J'en ai profité pour m'attaquer à ta paperasse. Je ne supportais plus de tomber sur un dessin, un bulletin de salaire, un relevé de compte, ou une facture à ton nom. J'ai tout regroupé dans un carton. J'ai ajouté le CD de sauvegarde de ton ordinateur. J'étudierai l'ensemble plus tard. Pour l'instant, tes archives dorment sur une étagère, en haut du placard, à l'abri des regards.

J'ai ensuite classé mes propres papiers dans des chemises. J'ai utilisé de jolies étiquettes et mon écriture la plus lisible.

Pour la première fois depuis longtemps, je suis fier de moi. Tout est propre. Le linge est lavé, repassé, rangé. La vaisselle brille, tout comme l'écran de la télé. Je peux m'asseoir dans le canapé pour contempler ta bougie.

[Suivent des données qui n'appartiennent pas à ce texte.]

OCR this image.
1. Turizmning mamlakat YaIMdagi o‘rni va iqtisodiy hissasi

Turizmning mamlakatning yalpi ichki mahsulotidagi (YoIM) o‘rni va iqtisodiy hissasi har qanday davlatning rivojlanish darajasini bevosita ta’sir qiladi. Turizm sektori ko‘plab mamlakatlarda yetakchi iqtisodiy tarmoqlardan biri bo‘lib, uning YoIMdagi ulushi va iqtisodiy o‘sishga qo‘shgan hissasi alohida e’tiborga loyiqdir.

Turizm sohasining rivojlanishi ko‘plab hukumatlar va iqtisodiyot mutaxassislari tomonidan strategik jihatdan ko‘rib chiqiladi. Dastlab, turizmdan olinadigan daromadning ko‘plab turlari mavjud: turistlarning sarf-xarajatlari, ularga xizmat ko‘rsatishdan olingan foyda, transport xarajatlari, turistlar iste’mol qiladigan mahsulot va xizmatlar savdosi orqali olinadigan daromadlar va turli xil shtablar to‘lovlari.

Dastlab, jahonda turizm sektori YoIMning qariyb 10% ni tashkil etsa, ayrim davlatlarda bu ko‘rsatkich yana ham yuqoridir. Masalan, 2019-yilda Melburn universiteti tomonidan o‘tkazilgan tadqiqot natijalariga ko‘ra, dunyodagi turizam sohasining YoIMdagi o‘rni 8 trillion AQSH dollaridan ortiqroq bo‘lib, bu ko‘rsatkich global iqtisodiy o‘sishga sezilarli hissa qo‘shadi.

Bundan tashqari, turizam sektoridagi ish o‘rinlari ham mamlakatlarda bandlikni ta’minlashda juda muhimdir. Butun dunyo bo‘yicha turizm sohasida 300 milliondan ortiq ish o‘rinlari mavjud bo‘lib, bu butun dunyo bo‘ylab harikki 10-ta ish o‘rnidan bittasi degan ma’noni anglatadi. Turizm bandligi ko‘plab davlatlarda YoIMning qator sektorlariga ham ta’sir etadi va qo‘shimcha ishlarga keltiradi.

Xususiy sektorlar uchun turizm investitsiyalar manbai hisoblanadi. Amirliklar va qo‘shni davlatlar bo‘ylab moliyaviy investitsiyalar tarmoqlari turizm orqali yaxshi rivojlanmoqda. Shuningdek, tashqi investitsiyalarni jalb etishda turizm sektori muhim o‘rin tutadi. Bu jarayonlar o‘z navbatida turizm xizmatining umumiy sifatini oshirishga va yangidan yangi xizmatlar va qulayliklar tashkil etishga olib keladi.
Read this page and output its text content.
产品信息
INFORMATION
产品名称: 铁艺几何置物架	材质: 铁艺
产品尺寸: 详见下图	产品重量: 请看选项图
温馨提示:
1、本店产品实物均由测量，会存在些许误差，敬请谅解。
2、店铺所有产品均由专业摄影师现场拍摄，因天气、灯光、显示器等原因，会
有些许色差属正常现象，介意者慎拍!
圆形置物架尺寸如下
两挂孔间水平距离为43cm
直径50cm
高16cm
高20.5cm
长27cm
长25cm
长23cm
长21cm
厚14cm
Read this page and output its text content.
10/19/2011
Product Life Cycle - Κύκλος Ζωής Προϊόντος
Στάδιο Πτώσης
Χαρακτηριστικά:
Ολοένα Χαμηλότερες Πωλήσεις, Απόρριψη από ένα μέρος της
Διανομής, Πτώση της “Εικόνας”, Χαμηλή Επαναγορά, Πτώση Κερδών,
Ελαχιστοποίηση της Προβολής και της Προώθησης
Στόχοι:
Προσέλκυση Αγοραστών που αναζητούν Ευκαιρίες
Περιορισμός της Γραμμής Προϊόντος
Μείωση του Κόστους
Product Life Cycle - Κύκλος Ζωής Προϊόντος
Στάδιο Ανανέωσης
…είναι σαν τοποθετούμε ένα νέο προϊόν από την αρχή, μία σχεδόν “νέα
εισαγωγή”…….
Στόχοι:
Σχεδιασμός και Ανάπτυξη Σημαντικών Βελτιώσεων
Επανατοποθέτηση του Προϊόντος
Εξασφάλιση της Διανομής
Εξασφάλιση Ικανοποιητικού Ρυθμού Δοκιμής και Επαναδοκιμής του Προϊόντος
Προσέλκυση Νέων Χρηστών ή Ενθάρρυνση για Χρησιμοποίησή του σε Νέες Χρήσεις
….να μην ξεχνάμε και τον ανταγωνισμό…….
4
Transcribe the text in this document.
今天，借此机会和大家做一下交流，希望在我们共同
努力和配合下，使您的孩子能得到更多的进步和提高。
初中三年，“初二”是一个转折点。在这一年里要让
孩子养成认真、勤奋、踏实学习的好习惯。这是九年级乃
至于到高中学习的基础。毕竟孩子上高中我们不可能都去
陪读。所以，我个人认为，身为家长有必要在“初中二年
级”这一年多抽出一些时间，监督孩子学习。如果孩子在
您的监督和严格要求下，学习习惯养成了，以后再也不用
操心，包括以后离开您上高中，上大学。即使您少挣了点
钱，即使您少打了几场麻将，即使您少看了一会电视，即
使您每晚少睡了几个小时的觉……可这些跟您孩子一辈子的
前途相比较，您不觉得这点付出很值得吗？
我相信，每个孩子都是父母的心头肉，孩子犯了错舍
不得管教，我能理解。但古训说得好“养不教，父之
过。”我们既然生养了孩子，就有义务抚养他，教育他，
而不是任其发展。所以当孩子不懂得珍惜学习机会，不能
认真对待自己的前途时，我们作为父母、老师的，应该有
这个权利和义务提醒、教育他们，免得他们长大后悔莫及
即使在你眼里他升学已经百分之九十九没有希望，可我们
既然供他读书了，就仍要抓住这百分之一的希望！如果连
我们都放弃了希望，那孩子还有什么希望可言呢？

Ma situation professionnelle s'est améliorée. Je suis monté en grade. J'encadre une petite équipe. Cela n'a pas été facile au début, mais je ne m'en sors pas trop mal. Ils ont confiance en moi. Comme on dit, je me suis investi dans le travail. Je rentre tard. Ce qui laisse peu de temps pour les loisirs. J'ai toujours du mal à supporter les autres. Leurs petits problèmes m'ennuient. A tel point que je déjeune seul. Tant pis pour les repas entre collègues. Je suis même devenu un habitué de la brasserie où nous nous retrouvions. Le patron me réserve une table de choix où je peux surveiller l'extérieur. Je suis au calme pour bouquiner. Malgré la radio qui sature mes oreilles et l'écran qui diffuse du sport en permanence.

Ces derniers mois, je ne pouvais plus lire. Le sens des phrases m'échappait. Je n'arrivais plus à me concentrer. Je devais déchiffrer le même paragraphe trois ou quatre fois avant d'en comprendre un sens que j'oubliais aussi vite. Mon cerveau ne fonctionnait plus. Mes neurones étaient en panne. Et puis, tout est revenu. Petit à petit. Je me suis replongé dans mes lectures. J'ai commencé doucement par des recueils de nouvelles avant de passer au roman court et au pavé.

L'autre jour, je me suis laissé entraîner à un spectacle qui se voulait comique. Dès les premières répliques, j'ai senti la boule des premiers jours revenir dans ma poitrine. Plus les spectateurs riaient et plus le malaise augmentait. Je suis sorti de la salle dans un état déplorable. J'étais revenu en arrière de plusieurs mois.

A tout moment, je peux rechuter. Il suffit d'un rien. Et tout s'écroule autour de moi. Je me remets à penser à toi, à nos projets, à cette vie que nous n'avons pas eu.

Tu refusais de faire comme tout le monde. Le conformisme t'agaçait. De même que ces petits arrangements avec nos convictions. Tu n'hésitais pas à protester, ni à descendre dans la rue pour manifester à la moindre occasion. Les injustices te scandalisaient. Le racisme t'écœurait. Tu étais entière.

Et ces heures de discussion pendant lesquelles tu défendais tes nobles causes. Surtout quand je te titillais. Comment les oublier? Jamais à court d'arguments, tu ne lâchais pas le morceau.

Tu refusais de baisser les bras. Tu combattais la morosité ambiante. Les causes perdues t'attiraient. Tu n'hésitais pas à prendre la parole dans les réunions publiques pour dénoncer tel comportement ou pour relancer tel débat.

J'aurais tant aimé me montrer à la hauteur. Mais je suis sujet au doute. Je ne sais plus à quelle cause me vouer. Avec toi, j'ai perdu mon guide, ma boussole. Je n'arrive plus à me révolter. Quelque chose s'est brisé. Les raisons de la colère ne manquent pourtant pas.